ЛИПИДПЕРЕНОСЯЩИЕ БЕЛКИ (липид-обменивающие белки), р-римые внутриклеточные белки, способные переносить липиды и обменивать их между мембранами. Содержатся в малых кол-вах в цитоплазме клеток животных, растений, дрожжей и нек-рых бактерий. По субстратной специфичности делятся на моноспецифичные, переносящие липидные молекулы только одного типа, неспецифичные (универсальные), способные переносить и обменивать широкий круг разл. липидов, и белки со смешанной специфичностью, к-рые переносят липиды двух или трех типов, хотя и с разными скоростями. Как правило, Л. б. не проявляют особой избирательности по отношению к к.-л. определенному типу мембран; они могут обменивать липиды между мембранами прир. происхождения (целые клетки или субклеточные частицы), искусств. мембранами (напр., липосомы), а также между мембранами и липопротеинами плазмы крови.
Наиб. изучены фосфолипид-обменивающие белки. Их мол. м. от 11 до 32 тыс., рI 4,7-5,8 (кислые Л. б.) и 8,4-9,7 (основные Л. б.), гидрофобность ок. 4,19 кДж на 1 аминокислотный остаток. Первичная структура установлена для фосфатидилхолинспецифичного белка, выделенного из печени быка. Он состоит из одной полипептидной цепи, содержащей 213 аминокислотных остатков; имеет 2 дисульфидных мостика между Cys17-Cys63 и Cys93-Cys207 (букв. обозначения см. в ст. Аминокислоты; цифры в верх. индексе показывают порядковый номер аминокислотного остатка в полипептидной цепи). Сегмент Val171 -Phe176 принимает участие во взаимод. белка с липидом. Последний располагается в гидрофобной полости белковой глобулы и изолирован от окружающей водной среды. Липид м. б. удален из Л. б. без потери активности последнего экстракцией орг. р-рителями и мягкими детергентами. Одна молекула такого белка переносит одну молекулу фосфатидилхолина.

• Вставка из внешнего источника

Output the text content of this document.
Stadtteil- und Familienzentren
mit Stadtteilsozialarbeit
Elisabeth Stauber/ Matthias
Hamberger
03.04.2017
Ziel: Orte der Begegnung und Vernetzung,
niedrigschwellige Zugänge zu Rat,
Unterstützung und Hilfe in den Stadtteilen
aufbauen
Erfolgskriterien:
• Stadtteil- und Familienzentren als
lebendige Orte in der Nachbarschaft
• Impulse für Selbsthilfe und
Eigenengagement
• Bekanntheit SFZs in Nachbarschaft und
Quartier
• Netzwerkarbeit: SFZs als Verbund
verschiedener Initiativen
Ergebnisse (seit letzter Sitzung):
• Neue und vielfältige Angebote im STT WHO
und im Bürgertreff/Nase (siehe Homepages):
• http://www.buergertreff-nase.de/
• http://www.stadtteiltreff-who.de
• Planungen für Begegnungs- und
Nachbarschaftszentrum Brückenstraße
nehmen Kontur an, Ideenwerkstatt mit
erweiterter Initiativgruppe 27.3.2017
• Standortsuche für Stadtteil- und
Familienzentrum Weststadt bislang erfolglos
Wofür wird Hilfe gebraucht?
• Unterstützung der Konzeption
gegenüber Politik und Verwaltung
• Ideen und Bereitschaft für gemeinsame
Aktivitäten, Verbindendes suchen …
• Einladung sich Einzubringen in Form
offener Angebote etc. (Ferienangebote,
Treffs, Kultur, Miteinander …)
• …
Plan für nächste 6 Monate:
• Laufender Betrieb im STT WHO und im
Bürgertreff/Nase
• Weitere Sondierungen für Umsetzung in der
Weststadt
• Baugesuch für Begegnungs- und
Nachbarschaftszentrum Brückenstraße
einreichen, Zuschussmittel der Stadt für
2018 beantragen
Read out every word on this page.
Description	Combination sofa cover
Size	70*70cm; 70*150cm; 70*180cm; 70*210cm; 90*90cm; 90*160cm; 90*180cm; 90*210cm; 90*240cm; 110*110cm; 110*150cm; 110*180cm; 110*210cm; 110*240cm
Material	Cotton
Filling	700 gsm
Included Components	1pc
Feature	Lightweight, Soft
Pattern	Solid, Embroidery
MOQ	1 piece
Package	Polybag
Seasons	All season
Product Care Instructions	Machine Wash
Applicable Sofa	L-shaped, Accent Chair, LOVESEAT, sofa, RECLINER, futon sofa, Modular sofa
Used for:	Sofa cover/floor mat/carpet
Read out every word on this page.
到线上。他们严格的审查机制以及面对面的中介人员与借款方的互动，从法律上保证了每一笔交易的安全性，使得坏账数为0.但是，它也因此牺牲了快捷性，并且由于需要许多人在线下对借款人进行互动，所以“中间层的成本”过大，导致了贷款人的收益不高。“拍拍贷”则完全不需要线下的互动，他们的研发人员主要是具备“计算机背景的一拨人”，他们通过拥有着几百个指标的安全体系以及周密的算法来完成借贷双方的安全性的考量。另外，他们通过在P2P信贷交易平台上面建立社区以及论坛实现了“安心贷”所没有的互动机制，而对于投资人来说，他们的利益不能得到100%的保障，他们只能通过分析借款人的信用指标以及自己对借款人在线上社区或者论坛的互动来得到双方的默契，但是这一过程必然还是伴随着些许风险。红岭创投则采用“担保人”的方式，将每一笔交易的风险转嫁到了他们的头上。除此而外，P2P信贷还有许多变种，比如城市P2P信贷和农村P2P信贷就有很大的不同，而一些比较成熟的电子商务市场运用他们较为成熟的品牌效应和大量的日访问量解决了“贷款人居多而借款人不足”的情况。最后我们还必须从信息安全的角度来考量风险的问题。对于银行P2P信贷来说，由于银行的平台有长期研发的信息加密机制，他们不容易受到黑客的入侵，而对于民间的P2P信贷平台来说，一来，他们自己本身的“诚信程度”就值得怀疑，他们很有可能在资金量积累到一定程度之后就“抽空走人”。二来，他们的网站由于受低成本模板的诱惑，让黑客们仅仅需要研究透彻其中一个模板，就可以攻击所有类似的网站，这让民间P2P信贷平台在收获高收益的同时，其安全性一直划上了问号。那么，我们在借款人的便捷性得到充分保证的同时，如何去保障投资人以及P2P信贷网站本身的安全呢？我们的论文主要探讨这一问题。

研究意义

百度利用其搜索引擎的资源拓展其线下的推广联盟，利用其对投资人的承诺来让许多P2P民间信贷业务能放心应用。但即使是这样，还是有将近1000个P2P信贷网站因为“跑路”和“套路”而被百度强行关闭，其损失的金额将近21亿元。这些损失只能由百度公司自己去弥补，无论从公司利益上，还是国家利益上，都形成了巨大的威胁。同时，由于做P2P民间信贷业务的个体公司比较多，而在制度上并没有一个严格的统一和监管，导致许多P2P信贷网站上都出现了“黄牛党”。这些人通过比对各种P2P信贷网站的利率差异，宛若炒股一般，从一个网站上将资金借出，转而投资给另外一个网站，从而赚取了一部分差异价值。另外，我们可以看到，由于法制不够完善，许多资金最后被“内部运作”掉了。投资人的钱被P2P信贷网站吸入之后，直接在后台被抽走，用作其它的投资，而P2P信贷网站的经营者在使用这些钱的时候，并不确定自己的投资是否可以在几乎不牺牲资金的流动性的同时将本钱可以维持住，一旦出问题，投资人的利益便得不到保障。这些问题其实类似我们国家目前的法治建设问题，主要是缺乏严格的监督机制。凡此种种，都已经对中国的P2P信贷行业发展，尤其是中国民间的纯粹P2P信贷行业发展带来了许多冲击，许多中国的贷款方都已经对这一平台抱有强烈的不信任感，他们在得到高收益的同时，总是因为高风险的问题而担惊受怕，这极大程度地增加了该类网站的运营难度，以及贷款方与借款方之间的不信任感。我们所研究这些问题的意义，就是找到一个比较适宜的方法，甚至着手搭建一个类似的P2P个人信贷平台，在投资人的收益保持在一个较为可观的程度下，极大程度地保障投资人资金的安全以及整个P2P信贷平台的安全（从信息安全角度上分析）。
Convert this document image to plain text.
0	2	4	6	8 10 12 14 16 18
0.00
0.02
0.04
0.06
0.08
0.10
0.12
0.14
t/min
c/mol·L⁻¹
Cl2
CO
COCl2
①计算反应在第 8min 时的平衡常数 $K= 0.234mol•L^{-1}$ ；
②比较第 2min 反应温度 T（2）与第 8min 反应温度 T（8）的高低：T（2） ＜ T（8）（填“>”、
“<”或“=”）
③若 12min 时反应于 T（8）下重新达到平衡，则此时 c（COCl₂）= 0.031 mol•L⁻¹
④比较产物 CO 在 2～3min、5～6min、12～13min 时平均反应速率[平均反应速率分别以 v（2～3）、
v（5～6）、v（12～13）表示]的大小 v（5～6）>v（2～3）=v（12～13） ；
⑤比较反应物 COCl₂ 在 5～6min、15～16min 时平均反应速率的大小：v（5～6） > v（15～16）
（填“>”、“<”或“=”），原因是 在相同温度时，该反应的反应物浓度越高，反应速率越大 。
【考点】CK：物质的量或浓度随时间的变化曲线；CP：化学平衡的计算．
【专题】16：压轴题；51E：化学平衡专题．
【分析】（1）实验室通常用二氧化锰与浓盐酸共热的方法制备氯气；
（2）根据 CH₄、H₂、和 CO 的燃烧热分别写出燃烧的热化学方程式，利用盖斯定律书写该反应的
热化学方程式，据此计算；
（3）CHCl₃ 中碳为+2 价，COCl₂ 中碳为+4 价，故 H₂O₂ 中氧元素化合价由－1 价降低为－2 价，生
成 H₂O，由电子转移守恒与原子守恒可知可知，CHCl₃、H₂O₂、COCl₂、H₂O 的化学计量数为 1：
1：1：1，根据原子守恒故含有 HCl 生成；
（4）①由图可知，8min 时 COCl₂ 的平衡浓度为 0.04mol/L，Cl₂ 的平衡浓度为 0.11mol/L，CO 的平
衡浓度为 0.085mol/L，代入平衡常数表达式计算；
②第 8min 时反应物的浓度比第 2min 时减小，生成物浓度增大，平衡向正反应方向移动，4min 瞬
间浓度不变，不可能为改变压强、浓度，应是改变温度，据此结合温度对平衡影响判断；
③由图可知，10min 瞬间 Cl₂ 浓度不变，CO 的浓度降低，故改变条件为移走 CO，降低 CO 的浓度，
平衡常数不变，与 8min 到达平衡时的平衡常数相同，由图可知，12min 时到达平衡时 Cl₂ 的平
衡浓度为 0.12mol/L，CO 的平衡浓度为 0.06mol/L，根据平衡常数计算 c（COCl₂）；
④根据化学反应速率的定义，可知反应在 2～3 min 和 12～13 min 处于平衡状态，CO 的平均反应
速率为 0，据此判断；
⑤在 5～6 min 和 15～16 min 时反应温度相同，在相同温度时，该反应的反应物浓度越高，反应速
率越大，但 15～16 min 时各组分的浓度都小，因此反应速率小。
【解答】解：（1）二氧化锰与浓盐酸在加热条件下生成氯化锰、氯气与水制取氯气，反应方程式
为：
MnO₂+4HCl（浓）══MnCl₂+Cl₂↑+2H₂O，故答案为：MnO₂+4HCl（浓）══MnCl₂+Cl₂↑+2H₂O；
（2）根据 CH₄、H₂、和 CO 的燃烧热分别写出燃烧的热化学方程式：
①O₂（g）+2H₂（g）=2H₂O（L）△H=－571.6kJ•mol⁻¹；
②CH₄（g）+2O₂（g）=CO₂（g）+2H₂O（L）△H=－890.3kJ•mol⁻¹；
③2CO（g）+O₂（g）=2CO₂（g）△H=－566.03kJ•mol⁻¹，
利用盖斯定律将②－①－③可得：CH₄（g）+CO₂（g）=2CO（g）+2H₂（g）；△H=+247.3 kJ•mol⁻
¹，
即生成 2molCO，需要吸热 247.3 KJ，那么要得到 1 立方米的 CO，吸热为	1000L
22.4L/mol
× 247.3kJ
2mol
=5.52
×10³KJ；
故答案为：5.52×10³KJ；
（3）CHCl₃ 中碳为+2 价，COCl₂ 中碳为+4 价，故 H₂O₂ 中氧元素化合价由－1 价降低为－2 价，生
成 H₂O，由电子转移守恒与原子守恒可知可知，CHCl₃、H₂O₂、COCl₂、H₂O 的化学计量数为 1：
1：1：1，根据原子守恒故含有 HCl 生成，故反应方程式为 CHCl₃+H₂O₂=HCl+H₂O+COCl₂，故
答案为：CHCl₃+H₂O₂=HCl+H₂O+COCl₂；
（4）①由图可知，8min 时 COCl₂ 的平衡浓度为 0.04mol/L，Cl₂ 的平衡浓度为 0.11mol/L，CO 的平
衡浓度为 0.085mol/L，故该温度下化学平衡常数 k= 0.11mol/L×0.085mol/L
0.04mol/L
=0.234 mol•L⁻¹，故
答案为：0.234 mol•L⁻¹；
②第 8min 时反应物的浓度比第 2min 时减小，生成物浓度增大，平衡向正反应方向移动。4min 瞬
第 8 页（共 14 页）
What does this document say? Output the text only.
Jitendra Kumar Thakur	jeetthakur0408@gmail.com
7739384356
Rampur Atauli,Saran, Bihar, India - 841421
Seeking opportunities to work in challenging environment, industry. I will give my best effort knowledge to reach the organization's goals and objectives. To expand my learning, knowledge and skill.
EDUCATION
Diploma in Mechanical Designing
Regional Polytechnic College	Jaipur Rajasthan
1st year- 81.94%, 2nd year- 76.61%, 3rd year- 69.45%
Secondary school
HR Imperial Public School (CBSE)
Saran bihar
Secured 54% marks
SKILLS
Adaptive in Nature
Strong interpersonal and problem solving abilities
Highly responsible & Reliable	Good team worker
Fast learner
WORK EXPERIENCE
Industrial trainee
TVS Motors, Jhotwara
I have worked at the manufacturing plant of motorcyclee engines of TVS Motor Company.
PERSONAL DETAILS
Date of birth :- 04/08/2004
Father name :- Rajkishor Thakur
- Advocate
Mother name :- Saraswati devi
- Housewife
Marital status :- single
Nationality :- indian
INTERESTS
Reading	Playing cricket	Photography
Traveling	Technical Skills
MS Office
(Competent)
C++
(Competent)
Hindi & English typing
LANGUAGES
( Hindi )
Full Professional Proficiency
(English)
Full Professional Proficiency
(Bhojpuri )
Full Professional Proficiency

Перенос липидов с помощью Л. б. может осуществляться путем обмена липидами только одного типа без изменения липидного состава мембраны, замещением в мембране липидов одного типа на липиды др. типа, переносом липидов из одной мембраны в другую. Все процессы протекают асимметрично, т.е. Л. б. воздействуют только на ту пов-сть мембраны, к-рая находится с ними в контакте.
Л. б. выделяют из микросом путем центрифугирования клеточного гомогената при ускорении 105000 g с послед. осаждением белков сульфатом аммония. Индивидуальные белки получают фракционированием с помощью хроматографии (в т. ч. на гелях агарозы, содержащих ковалентно иммобилизованные фосфолипиды, и гель-фильтрацией на сефадексе), а также изоэлектрич. фокусированием в градиенте рН. Активность Л. б. определяют по перераспределению метки (изотопной, спиновой или флуоресцентной; см. Липидные зонды) между донорными мембранами, содержащими меченые липиды, и немечеными акцепторными мембранами.
Л. б. не разрушают мембраны, не проникают через липидный бислой и осуществляют обмен в мягких условиях, близких к физиологическим. Благодаря этим св-вам они нашли широкое применение при исследовании структуры и ф-ций биол. мембран. Их используют для избирательного введения меченых липидов в наружный и внутренний монослой мембраны, для направленной модификации в ней липидного состава, для изучения трансмембранной миграции липидных молекул и их распределения в мембранах, для выяснения механизмов функционирования мембранных ферментов.
Физиол. роль Л. б. не установлена. Предполагают, что они участвуют в биогенезе и обновлении мембран, перенося липиды от мест их биосинтеза к местам сборки мембраны, а также играют определенную роль в регуляции липидного состава клеточных мембран. См. также Белки-переносчики.
Лит.: Барсуков Л. И., в кн.: Итоги науки и техники, сер. Биофизика, т. 11, М., 1979. с. 189-230; Zilversmit D. В., Hughes М. Е., в кн.: Methods in membrane biology, v. 7. ed. by E. D. Korn, N. Y.- L. 1976. p. 211-59; Kader J.-C, Dauadу D., Mazliak P., в кн.: Phospholipids, ed. by J. N. Hawthorne and G. B. Ansell. Amst. N. Y. Oxf., 1982. p. 279 - 311. Л. И. Барсуков.